Critics have also noted that the score of La mer in many ways anticipates those of film scores. Do any particular episodes from la mer strike you as such?

Well, I guess all those colours can easily be re-purposed for film. In truth, it doesn’t strike me so overtly like film-music, perhaps apart from some general tones and colours. The Bruckner does far more so, to me – harmonically so, and in terms of instrumental colour, for example strings and horns: think John Barry or Hans Zimmer (depending on circumstance)

Debussy resisted calling the work a symphony outright – but many since have labelled it as such? How do you think it resists or perhaps even supports such a label?

In that way it’s a curious juxtaposition in this concert, being placed with Bruckner – something we’d regard as a “typical” symphony. Whilst La Mer may embody the true original meaning of the word, being as it is packed full of sounds and motifs, all developing organically, I don’t view it symphonically

From just one rehearsal with you it was clear that you have a particular affinity with Bruckner. Could you briefly sum up why that is in a few sentences?

Harmony. Pure and simple. Yes, there’s FAR more to Bruckner than that, I know. But most conductors are harmony geeks (I certainly am) and he accesses parts of the brain – and heart, if you like – that few others reach. Plus there’s this naivety in a lot of it, coupled with melancholy (not quite as much as Elgar – no one’s in that league) which I find desperately touching.

You mentioned a striking relationship between Bruckner and Schubert – immediately after you said that, a lot of the music suddenly made sense to me (the shifts in harmony particularly) – could you describe the effect and how Bruckner achieves this?

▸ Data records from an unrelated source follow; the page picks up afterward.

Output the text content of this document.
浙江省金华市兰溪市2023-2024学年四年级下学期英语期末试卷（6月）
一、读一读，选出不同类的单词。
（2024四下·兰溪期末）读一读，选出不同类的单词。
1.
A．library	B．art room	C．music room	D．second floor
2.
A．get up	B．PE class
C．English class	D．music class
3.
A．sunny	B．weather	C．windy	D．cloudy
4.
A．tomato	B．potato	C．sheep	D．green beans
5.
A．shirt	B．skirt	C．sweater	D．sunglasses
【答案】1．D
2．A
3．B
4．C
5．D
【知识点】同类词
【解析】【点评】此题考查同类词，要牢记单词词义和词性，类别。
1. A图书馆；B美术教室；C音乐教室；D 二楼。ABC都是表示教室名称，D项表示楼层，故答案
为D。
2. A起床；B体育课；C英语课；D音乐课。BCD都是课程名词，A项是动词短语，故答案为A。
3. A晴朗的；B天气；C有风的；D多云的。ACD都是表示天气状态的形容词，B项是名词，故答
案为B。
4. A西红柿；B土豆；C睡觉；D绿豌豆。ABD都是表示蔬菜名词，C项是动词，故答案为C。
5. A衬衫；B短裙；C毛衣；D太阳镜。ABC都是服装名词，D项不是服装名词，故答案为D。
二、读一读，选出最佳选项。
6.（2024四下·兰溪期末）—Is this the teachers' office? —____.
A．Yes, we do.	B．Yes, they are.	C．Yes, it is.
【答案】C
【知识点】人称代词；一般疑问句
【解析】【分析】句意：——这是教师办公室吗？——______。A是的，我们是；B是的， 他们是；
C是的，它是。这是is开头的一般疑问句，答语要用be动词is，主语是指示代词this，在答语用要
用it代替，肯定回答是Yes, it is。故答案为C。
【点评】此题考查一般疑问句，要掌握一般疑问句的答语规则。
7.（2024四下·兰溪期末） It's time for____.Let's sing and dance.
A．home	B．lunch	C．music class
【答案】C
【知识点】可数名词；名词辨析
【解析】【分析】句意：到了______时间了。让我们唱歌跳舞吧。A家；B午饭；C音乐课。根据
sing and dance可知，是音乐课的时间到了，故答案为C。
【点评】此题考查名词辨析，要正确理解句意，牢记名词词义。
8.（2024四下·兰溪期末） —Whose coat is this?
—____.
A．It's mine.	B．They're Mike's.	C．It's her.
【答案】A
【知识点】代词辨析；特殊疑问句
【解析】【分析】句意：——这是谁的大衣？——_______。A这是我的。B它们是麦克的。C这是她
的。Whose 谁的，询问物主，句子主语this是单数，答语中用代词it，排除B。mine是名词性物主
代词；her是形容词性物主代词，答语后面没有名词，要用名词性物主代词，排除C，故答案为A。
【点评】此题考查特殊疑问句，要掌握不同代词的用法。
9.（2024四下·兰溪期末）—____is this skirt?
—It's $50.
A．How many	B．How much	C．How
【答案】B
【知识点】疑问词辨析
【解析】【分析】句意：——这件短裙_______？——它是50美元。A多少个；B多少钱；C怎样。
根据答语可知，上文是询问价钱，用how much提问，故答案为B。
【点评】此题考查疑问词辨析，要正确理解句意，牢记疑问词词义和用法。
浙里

It’s about seeing Bruckner as the natural heir to Schubert, rather than Wagner, despite the obvious connections between the 7th and his idol. Because his writing can be (superficially) so “blocky”, many interpreters sacrifice his extraordinary sense of line, and the shifts of colour and balance he creates throughout such long spans become lost. One often hears a monolithically sculpted edifice of sound. This, to me, is more suited to Shostakovich – and maybe the early Bruckner symphonies where his architectural sense is less developed.

Finally, what is it that individuates Bruckner 7 from his other symphonies?

Maybe it’s light – and how appropriate that is, when we’re coupling it with La Mer. He lets more light shine through this symphony than the others which surround it, and that’s apparent right from the very opening bars: bright, radiant and somehow incandescent to the symphony’s very end.